Matt Davis

The mayor's racial profiling committee seems to be reaching a stalemate after the police union hired a statistical consultant who says there's no proof cops are engaging in the practice.

There has been much talk over issues such as whether racial profiling exists, but little action on what to do about it since the committee was originally formed in January 2007.

The committee was originally asked to evaluate traffic and pedestrian stop data; to recommend policy changes for eliminating racial profiling; to monitor the implementation of policy recommendations; to facilitate a dialog between police and the community; and to monitor the implementation of the police bureau's plan to eliminate racial profiling. Sixteen months later, the committee says it hopes to finally make policy recommendations to the city council by August.

"I think it's time for this committee to start producing results, or we need to try a different tact," says City Commissioner Sam Adams, who has talked about the issue on the mayoral campaign trail. "My patience is wearing very thin."

Still, Portland Police Association boss Robert King seems in no hurry to push the committee forward, and threw another wrench in the works last Thursday, April 17, by bringing along Kansas-based consultant Brian Withrow.

Withrow said there is no way to prove racial profiling is happening, based on his analysis of 68,107 traffic stops from 2006. The traffic stop data shows that African American drivers were 3.4 times more likely than whites to be pulled over, and less likely to be carrying contraband—but Withrow argued that more information is needed to provide proof of an officer's motive. He said asking an officer to rate the seriousness of an alleged infraction before making a stop might be one way to do that, so the community can ask, "Did African American drivers get stopped for relatively minor things but get tickets?"

The presentation raised the hackles of some on the racial profiling group. Co-chair Jo Ann Bowman, executive director of Oregon Action, said she feels like the traffic stop data gives a "snapshot of what is happening at a given time," adding, "as the community, if you see these numbers, how could you not come to the conclusion that something is going on?"

In its second year, the committee appeared to be rehashing the same arguments that came up when Mayor Potter first raised the issue of racial profiling at a council session in March 2006, telling Somali immigrant Kayse Jama that his being stopped four times by police in 18 months "smacked of racism." When asked if there could be alternate explanations for Jama's treatment, Potter said if something "walks like a duck, quacks like a duck...."

Potter later apologized for "taking sides without knowing all the facts," then initiated a series of five community listening sessions, which ultimately led to the formation of the committee.

Commissioner Adams, meanwhile, says he is encouraged the union appears open to analyzing the data, and suggests expert consultants might sit down with the committee members to go over the data and methodology together. Others are less optimistic.

"As long as our racial profiling discussions are based on one side insisting it exists, and one side insisting it doesn't, then we're not going to move forward," says John Campbell, the consultant who compiled a report last September on the city's controversial Drug-Free Zones, showing African Americans were more likely to be excluded for the same crimes than whites.
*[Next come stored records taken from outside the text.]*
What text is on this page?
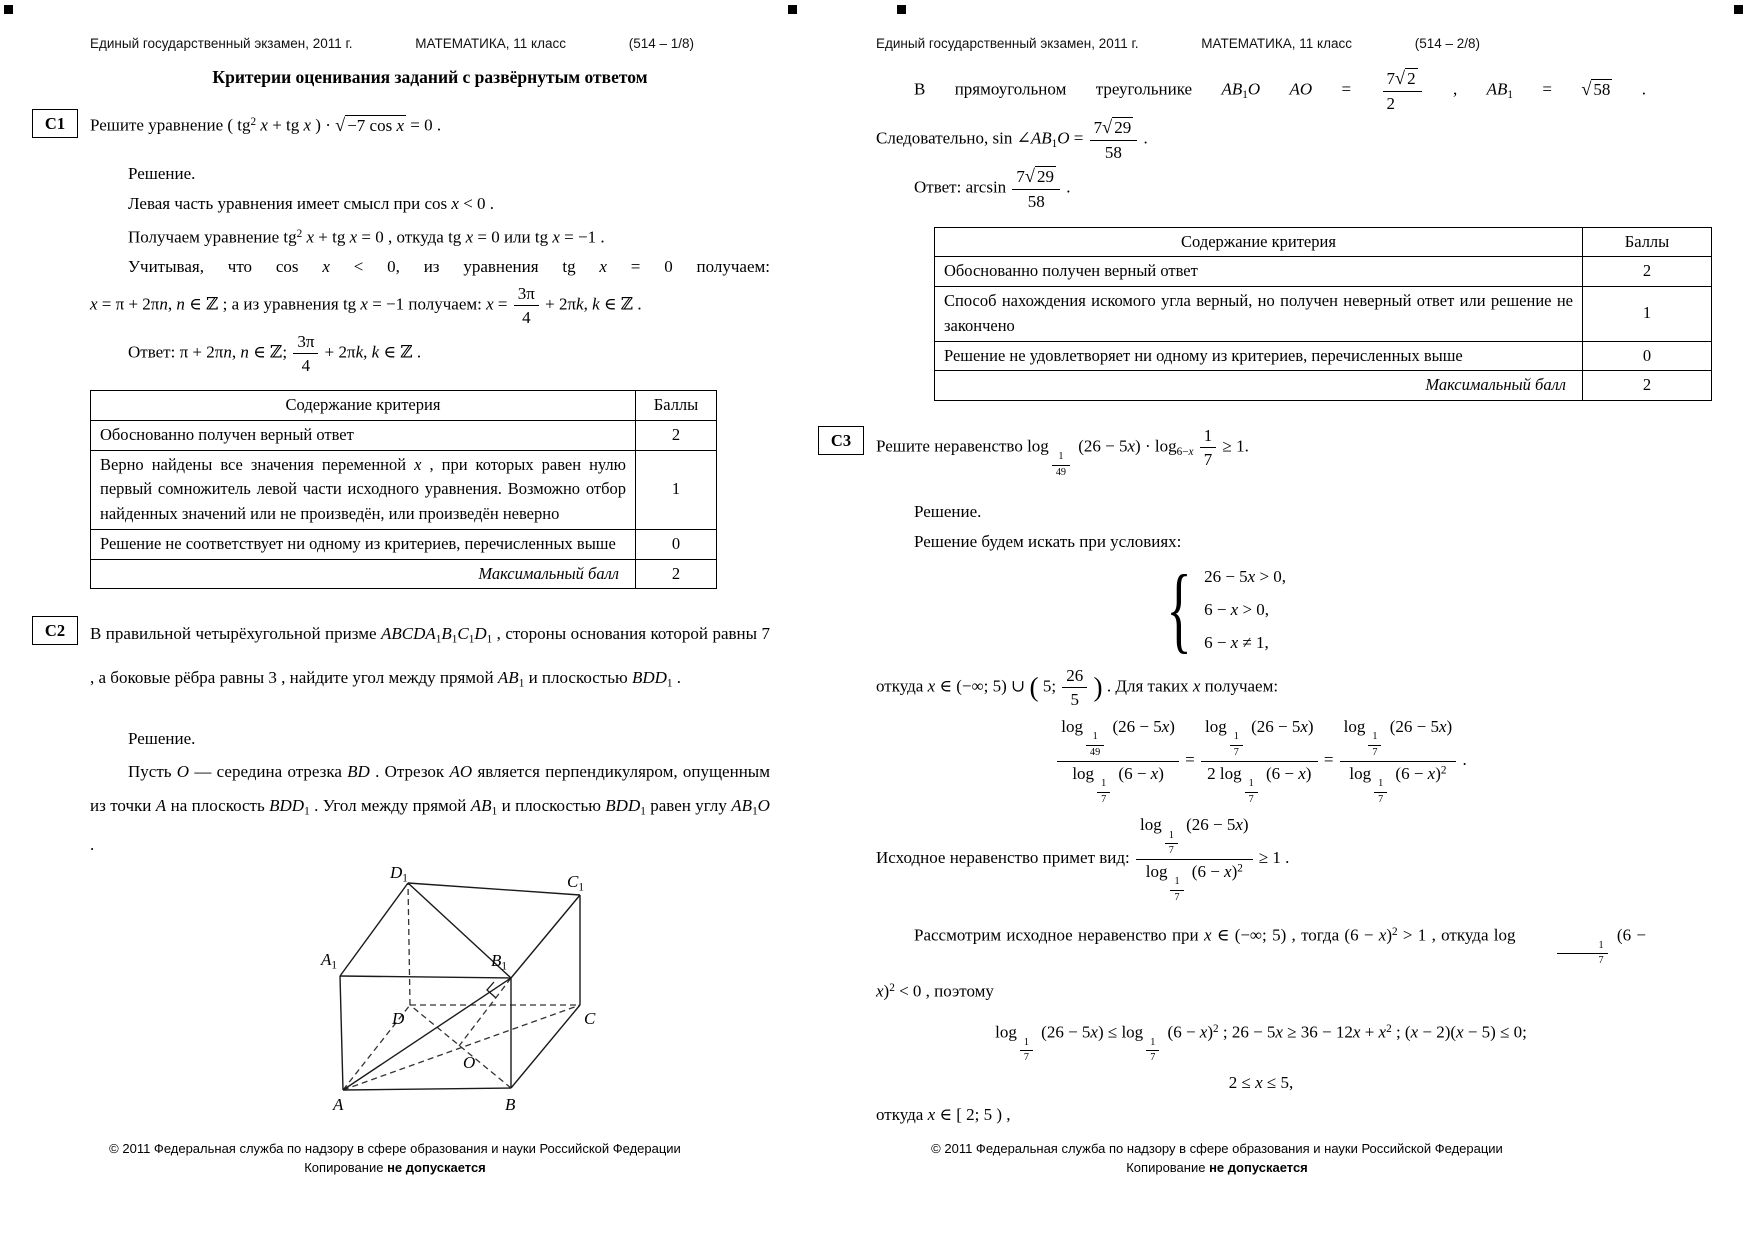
Единый государственный экзамен, 2011 г.	МАТЕМАТИКА, 11 класс	(514 – 1/8)
Критерии оценивания заданий с развёрнутым ответом
C1	Решите уравнение ( $tg^2$ x + tg x ) · √ −7 cos x = 0 .
Решение.
Левая часть уравнения имеет смысл при cos x < 0 .
Получаем уравнение $tg^2$ x + tg x = 0 , откуда tg x = 0 или tg x = −1 .
Учитывая, что cos x < 0, из уравнения tg x = 0 получаем:
x = π + 2πn, n ∈ ℤ ; а из уравнения tg x = −1 получаем: $x = \frac{3\pi}{4} + 2\pi k$, k ∈ ℤ .
Ответ: π + 2πn, n ∈ ℤ; $\frac{3\pi}{4} + 2\pi k$, k ∈ ℤ .
Содержание критерия	Баллы
Обоснованно получен верный ответ	2
Верно найдены все значения переменной x , при которых равен нулю первый сомножитель левой части исходного уравнения. Возможно отбор найденных значений или не произведён, или произведён неверно	1
Решение не соответствует ни одному из критериев, перечисленных выше	0
Максимальный балл	2
C2	В правильной четырёхугольной призме $ABCDA_1B_1C_1D_1$ , стороны основания которой равны 7 , а боковые рёбра равны 3 , найдите угол между прямой $AB_1$ и плоскостью $BDD_1$ .
Решение.
Пусть O — середина отрезка BD . Отрезок AO является перпендикуляром, опущенным из точки A на плоскость $BDD_1$ . Угол между прямой $AB_1$ и плоскостью $BDD_1$ равен углу $AB_1O$ .
$D_1$	$C_1$
$A_1$	$B_1$
D	C
O
A	B
© 2011 Федеральная служба по надзору в сфере образования и науки Российской Федерации
Копирование не допускается
Единый государственный экзамен, 2011 г.	МАТЕМАТИКА, 11 класс	(514 – 2/8)
В прямоугольном треугольнике $AB_1O$ AO = $\frac{7√ 2}{2}$ , $AB_1$ = √ 58 .
Следовательно, $\sin \angle AB_1O = \frac{7√ 29}{58}$ .
Ответ: $\arcsin \frac{7√ 29}{58}$ .
Содержание критерия	Баллы
Обоснованно получен верный ответ	2
Способ нахождения искомого угла верный, но получен неверный ответ или решение не закончено	1
Решение не удовлетворяет ни одному из критериев, перечисленных выше	0
Максимальный балл	2
C3	Решите неравенство log
$\frac{1}{49}$
$(26 - 5x) \cdot \log_{6-x} \frac{1}{7} \ge 1$.
Решение.
Решение будем искать при условиях:
{ 26 − 5x > 0,
6 − x > 0,
6 − x ≠ 1,
откуда x ∈ (−∞; 5) ∪ ( 5; $\frac{26}{5}$ ) . Для таких x получаем:
log
$\frac{1}{49}$
(26 − 5x)
log
$\frac{1}{7}$
(6 − x) = log
$\frac{1}{7}$
(26 − 5x)
2 log
$\frac{1}{7}$
(6 − x) = log
$\frac{1}{7}$
(26 − 5x)
log
$\frac{1}{7}$
$(6 - x)^2$ .
Исходное неравенство примет вид: log
$\frac{1}{7}$
(26 − 5x)
log
$\frac{1}{7}$
$(6 - x)^2 \ge 1$ .
Рассмотрим исходное неравенство при x ∈ (−∞; 5) , тогда $(6 - x)^2 > 1$ , откуда log
$\frac{1}{7}$
$(6 - x)^2 < 0$ , поэтому
log
$\frac{1}{7}$
(26 − 5x) ≤ log
$\frac{1}{7}$
$(6 - x)^2$ ; $26 - 5x \ge 36 - 12x + x^2$ ; (x − 2)(x − 5) ≤ 0;
2 ≤ x ≤ 5,
откуда x ∈ [ 2; 5 ) ,
© 2011 Федеральная служба по надзору в сфере образования и науки Российской Федерации
Копирование не допускается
Campbell's report lambasted the police bureau's "lack of intellectual curiosity," after none of the theories proffered by the police bureau for the disparities panned out in the statistical analysis. Now, he says even if King could prove beyond doubt that there was no such thing as racial profiling, there would still be another problem to address.

"There is a measurable and stark division in community distrust of the police between whites and African Americans," he says. "I think that is the problem, and that is where we really need to be focusing our attention."

Bowman says it feels like the committee is going back to the beginning of its work. "King knew the outcome of Withrow's report would support his position," she says. "Of course you can go and hire a certified smart person to stand up for your position, but the police union could have spent those dollars better by talking to people on the streets who have experienced racial profiling for themselves."

"The committee has been in a state of flux from the beginning," says King. " Portland police do not engage in racial profiling, which of course calls the very purpose of the committee into question.

"Nevertheless, the committee members have exchanged a lot of information and perhaps we are listening to one another better than we were," King continues. "So the process has not been wasted."

"We're moving forward," says Maria Rubio, the mayor's public safety policy director. "The data has always been inconclusive on this issue, but this was identified as an issue by city council."